Alexis Merkling vient de s’exprimer sur la récente disposition qui lève le monopole des constructeurs sur la commercialisation des pièces de carrosserie. Selon lui, le délai de protection de 10 ans imposé aux fournisseurs alternatifs va limiter les impacts sur les coûts et les contrats d'assurance. Il plaide a minima les 5 ans.

On savait les assureurs à la manœuvre pour faire du lobbying auprès du gouvernement pour mettre un point final au monopole des constructeurs sur la commercialisation des pièces de carrosserie. Un monopole qui a participé à conduire à une hausse de 21 % des coûts de réparation depuis 2017. Le jeu d’influence et de pression des compagnies est loin d’être terminé à en croire les récents propos d’Alexis Merkling, sous-directeur assurance de biens et de responsabilité à la Fédération française de l’assurance (FFA).

La libéralisation du marché des pièces de carrosserie est un levier de réduction de coût de réparation actionné, souvent dans l’ombre, par les assureurs. Leur position vis-à-vis de cette ouverture est désormais bien plus affichée.

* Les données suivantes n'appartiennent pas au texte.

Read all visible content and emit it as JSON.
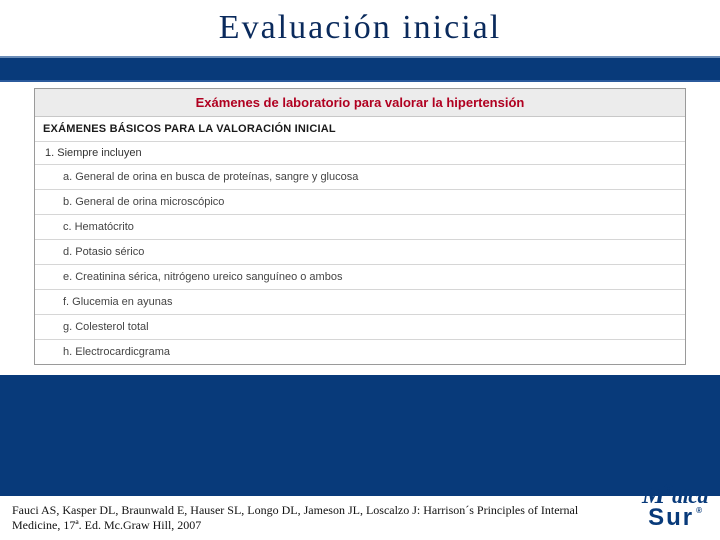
{
  "slide": {
    "title": "Evaluación   inicial",
    "table": {
      "header": "Exámenes de laboratorio para valorar la hipertensión",
      "subheader": "EXÁMENES BÁSICOS PARA LA VALORACIÓN INICIAL",
      "lead": "1. Siempre incluyen",
      "items": [
        "a. General de orina en busca de proteínas, sangre y glucosa",
        "b. General de orina microscópico",
        "c. Hematócrito",
        "d. Potasio sérico",
        "e. Creatinina sérica, nitrógeno ureico sanguíneo o ambos",
        "f. Glucemia en ayunas",
        "g. Colesterol total",
        "h. Electrocardicgrama"
      ]
    },
    "citation": "Fauci AS, Kasper DL, Braunwald E, Hauser SL, Longo DL, Jameson JL, Loscalzo J: Harrison´s Principles of Internal Medicine, 17ª.  Ed. Mc.Graw Hill, 2007",
    "logo": {
      "part1": "M",
      "part2": "dica",
      "part3": "Sur",
      "registered": "®"
    }
  },
  "style": {
    "bg_primary": "#083a7a",
    "header_red": "#b00020",
    "border_gray": "#9a9a9a"
  }
}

Les compagnies le disent clairement, ils ne se contenteront pas du récent texte de loi qui programme une libéralisation en 2023 du vitrage, des rétroviseurs, des phares, des pièces fabriquées par les équipementiers d’origine mais qui ferme la porte durant 10 ans (après le début de commercialisation d’un modèle de véhicule) aux fabricants alternatifs.

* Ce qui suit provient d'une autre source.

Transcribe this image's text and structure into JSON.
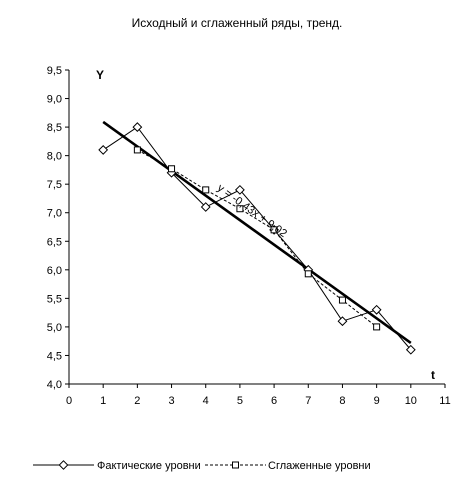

« Même si les assureurs se félicitent de cette nouvelle disposition, elle n’est qu’une première étape. En pratique, ce délai de 10 ans va demander beaucoup d’attente avant de percevoir les effets d’une baisse des coûts de réparation. C’est avant tout les consommateurs, hors garantie assurance, qui vont bénéficier de cette mesure », explique Alexis Merkling. Le directeur se pose aussi la question de la rentabilité pour les fabricants alternatifs à produire des pièces de carrosserie dans ce contexte de délais. « Le logo de la marque sur certaines pièces complique aussi la donne », précise-t-il.

C’est pourquoi la FFA demande à ce que soit réalisé tous les 2 ans un bilan sur l’impact de cette libéralisation conditionnelle du marché. « Nous souhaitons disposer d’éléments factuels afin d’adapter la législation si nécessaire. Vraisemblablement, le minimum à faire est de porter ce délai de protection à 5 ans sans quoi on ne verra pas grand-chose sur les contrats d’assurance », prévient le sous-directeur. La demande d’abaissement du délai a été faite officiellement. Les assureurs feront des propositions dans ce sens à l’ensemble des candidats à la présidence de la République.